There are concerns that the CMA could use its power to arbitrarily create bespoke regulations for different companies, making it more difficult for them to comply. But, Cardell said that the principles the Act is based on fit under four themes; firstly, taking a targeted, evidence-based and proportionate approach.
The other themes are ensuring the regime complements the CMA’s existing tools, engaging with various stakeholders, including Big Tech, and promoting competition to deliver better user outcomes. However, choice screens, interoperability, and sideloading can actually worsen the user experience through a phenomenon known as feature creep.

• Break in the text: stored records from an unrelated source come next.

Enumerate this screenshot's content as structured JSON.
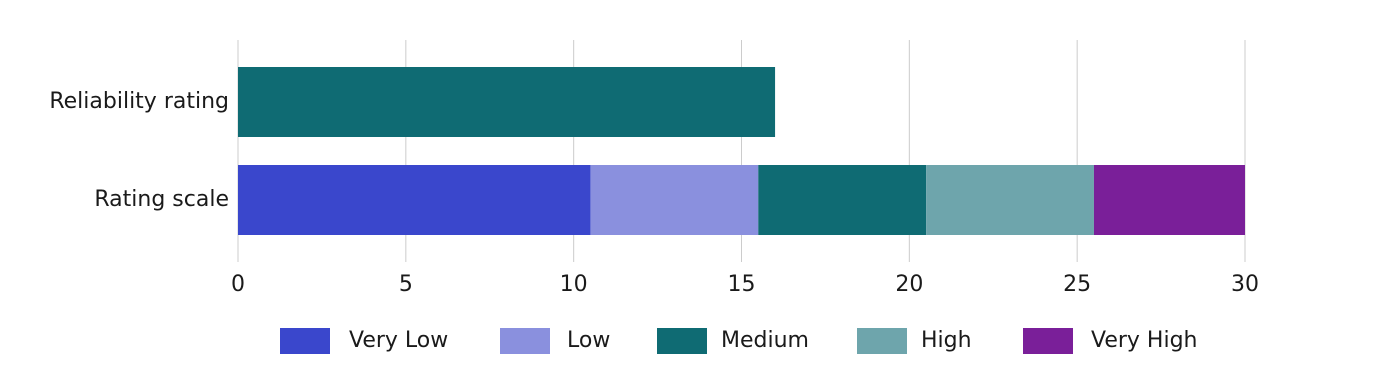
{
  "chart_data": {
    "type": "stacked-barh",
    "categories": [
      "Reliability rating",
      "Rating scale"
    ],
    "series": [
      {
        "name": "Very Low",
        "color": "#3a47cc",
        "values": [
          null,
          10.5
        ]
      },
      {
        "name": "Low",
        "color": "#8a90de",
        "values": [
          null,
          5
        ]
      },
      {
        "name": "Medium",
        "color": "#0f6b73",
        "values": [
          16,
          5
        ]
      },
      {
        "name": "High",
        "color": "#6ea5ac",
        "values": [
          null,
          5
        ]
      },
      {
        "name": "Very High",
        "color": "#7a1f99",
        "values": [
          null,
          4.5
        ]
      }
    ],
    "xlim": [
      0,
      30
    ],
    "xticks": [
      0,
      5,
      10,
      15,
      20,
      25,
      30
    ],
    "grid": true,
    "legend": "bottom"
  }
}
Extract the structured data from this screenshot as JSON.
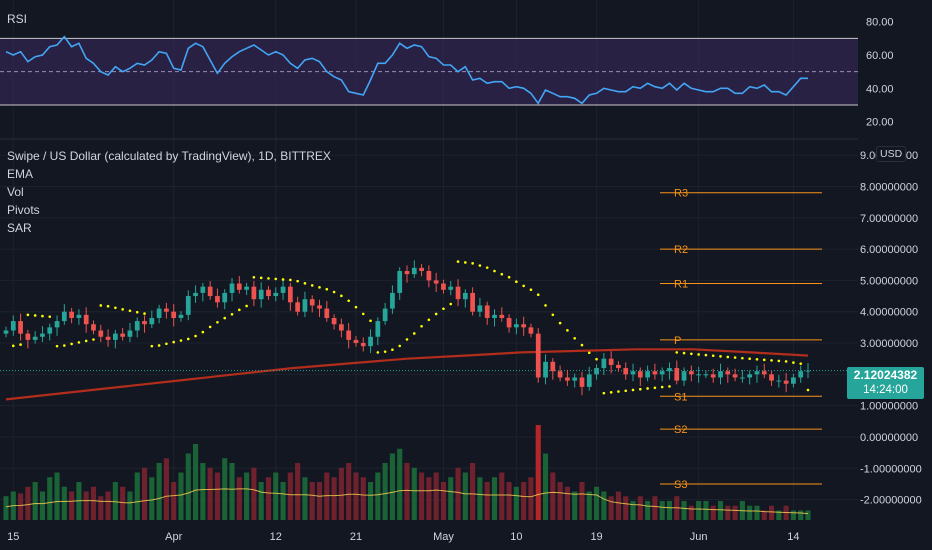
{
  "colors": {
    "background": "#131722",
    "grid": "#1e222d",
    "up": "#26a69a",
    "down": "#ef5350",
    "rsi_line": "#42a5f5",
    "rsi_band": "#3a2a5e",
    "ema": "#b22d1b",
    "sar": "#ffff00",
    "pivot": "#f7931a",
    "axis_text": "#d1d4dc",
    "vol_ma": "#ffd54f"
  },
  "chart_data": [
    {
      "type": "line",
      "title": "RSI",
      "yticks": [
        "80.00",
        "60.00",
        "40.00",
        "20.00"
      ],
      "ylim": [
        15,
        87
      ],
      "bands": {
        "upper": 70,
        "middle": 50,
        "lower": 30
      },
      "series": [
        {
          "values": [
            62,
            60,
            62,
            56,
            59,
            60,
            65,
            66,
            71,
            65,
            67,
            58,
            55,
            50,
            48,
            53,
            50,
            52,
            55,
            54,
            57,
            62,
            61,
            52,
            51,
            64,
            67,
            65,
            57,
            49,
            55,
            59,
            62,
            64,
            66,
            63,
            60,
            62,
            60,
            55,
            52,
            57,
            58,
            56,
            50,
            47,
            45,
            38,
            37,
            36,
            45,
            55,
            55,
            60,
            67,
            64,
            66,
            65,
            59,
            58,
            54,
            54,
            50,
            53,
            45,
            46,
            43,
            44,
            44,
            40,
            41,
            40,
            37,
            31,
            39,
            37,
            35,
            35,
            34,
            31,
            36,
            37,
            40,
            39,
            38,
            38,
            41,
            40,
            43,
            41,
            40,
            43,
            39,
            43,
            40,
            39,
            38,
            38,
            40,
            40,
            37,
            37,
            41,
            40,
            42,
            38,
            38,
            36,
            41,
            46,
            46
          ]
        }
      ]
    },
    {
      "type": "candlestick",
      "title": "Swipe / US Dollar (calculated by TradingView), 1D, BITTREX",
      "legend": [
        "EMA",
        "Vol",
        "Pivots",
        "SAR"
      ],
      "x_tick_labels": [
        "15",
        "Apr",
        "12",
        "21",
        "May",
        "10",
        "19",
        "Jun",
        "14"
      ],
      "yticks": [
        "9.00000000",
        "8.00000000",
        "7.00000000",
        "6.00000000",
        "5.00000000",
        "4.00000000",
        "3.00000000",
        "2.00000000",
        "1.00000000",
        "0.00000000",
        "-1.00000000",
        "-2.00000000"
      ],
      "ylim": [
        -2.3,
        9.1
      ],
      "unit": "USD",
      "last_price": "2.12024382",
      "countdown": "14:24:00",
      "pivots": [
        {
          "label": "R3",
          "value": 7.8
        },
        {
          "label": "R2",
          "value": 6.0
        },
        {
          "label": "R1",
          "value": 4.9
        },
        {
          "label": "P",
          "value": 3.1
        },
        {
          "label": "S1",
          "value": 1.3
        },
        {
          "label": "S2",
          "value": 0.25
        },
        {
          "label": "S3",
          "value": -1.5
        }
      ],
      "closes": [
        3.4,
        3.7,
        3.3,
        3.1,
        3.2,
        3.3,
        3.5,
        3.7,
        4.0,
        3.8,
        3.9,
        3.6,
        3.4,
        3.2,
        3.1,
        3.3,
        3.2,
        3.4,
        3.7,
        3.6,
        3.8,
        4.1,
        4.0,
        3.8,
        3.9,
        4.5,
        4.6,
        4.8,
        4.5,
        4.3,
        4.6,
        4.9,
        4.7,
        4.8,
        4.4,
        4.7,
        4.5,
        4.6,
        4.8,
        4.3,
        4.0,
        4.4,
        4.2,
        4.1,
        3.8,
        3.6,
        3.4,
        3.1,
        3.0,
        2.9,
        3.2,
        3.7,
        4.1,
        4.6,
        5.3,
        5.2,
        5.4,
        5.3,
        5.0,
        4.9,
        4.7,
        4.8,
        4.4,
        4.6,
        4.0,
        4.2,
        3.8,
        3.9,
        3.8,
        3.5,
        3.6,
        3.5,
        3.3,
        1.9,
        2.4,
        2.1,
        1.9,
        1.8,
        1.9,
        1.6,
        2.0,
        2.2,
        2.5,
        2.3,
        2.2,
        2.0,
        2.1,
        1.9,
        2.1,
        2.0,
        2.1,
        2.2,
        1.8,
        2.1,
        2.0,
        2.0,
        2.0,
        1.9,
        2.1,
        2.0,
        1.9,
        1.9,
        2.0,
        2.1,
        2.0,
        1.8,
        1.8,
        1.7,
        1.9,
        2.1,
        2.12
      ],
      "ema": [
        1.2,
        1.4,
        1.6,
        1.8,
        2.0,
        2.2,
        2.35,
        2.5,
        2.6,
        2.7,
        2.75,
        2.8,
        2.8,
        2.7,
        2.6
      ],
      "volume_relative": [
        0.25,
        0.3,
        0.28,
        0.35,
        0.4,
        0.3,
        0.45,
        0.5,
        0.35,
        0.3,
        0.4,
        0.3,
        0.35,
        0.25,
        0.3,
        0.4,
        0.35,
        0.3,
        0.5,
        0.55,
        0.45,
        0.6,
        0.65,
        0.4,
        0.5,
        0.7,
        0.8,
        0.6,
        0.55,
        0.5,
        0.65,
        0.6,
        0.45,
        0.5,
        0.55,
        0.4,
        0.45,
        0.5,
        0.4,
        0.5,
        0.6,
        0.45,
        0.4,
        0.4,
        0.5,
        0.45,
        0.55,
        0.6,
        0.5,
        0.45,
        0.4,
        0.5,
        0.6,
        0.7,
        0.75,
        0.6,
        0.55,
        0.5,
        0.45,
        0.5,
        0.4,
        0.45,
        0.55,
        0.5,
        0.6,
        0.45,
        0.4,
        0.45,
        0.5,
        0.4,
        0.35,
        0.4,
        0.45,
        1.0,
        0.7,
        0.5,
        0.4,
        0.35,
        0.3,
        0.4,
        0.3,
        0.35,
        0.3,
        0.25,
        0.3,
        0.25,
        0.2,
        0.25,
        0.2,
        0.25,
        0.2,
        0.2,
        0.25,
        0.2,
        0.15,
        0.2,
        0.2,
        0.15,
        0.2,
        0.15,
        0.15,
        0.2,
        0.15,
        0.15,
        0.1,
        0.15,
        0.1,
        0.15,
        0.1,
        0.1,
        0.1
      ]
    }
  ]
}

The Act can prevent any potentially anticompetitive merger where one party has a 33% market share in the U.K. and a turnover of around £350 million, and the target company is U.K.-based. According to law firm Linklaters, “it will be hard in most cases to establish that an acquirer does not have a 33% share on some cut of the market or permutation of supply that the CMA could use to establish jurisdiction.”
In November 2024, the CMA provisionally found competition concerns in the mobile browsers market stemming from Apple and Google’s duopoly. It recommended mitigations that could be imposed under the DMCCA when it comes into force. However, Apple told TechRepublic that such mitigations “would undermine user privacy and security and hinder our ability to make the kind of technology that sets Apple apart.”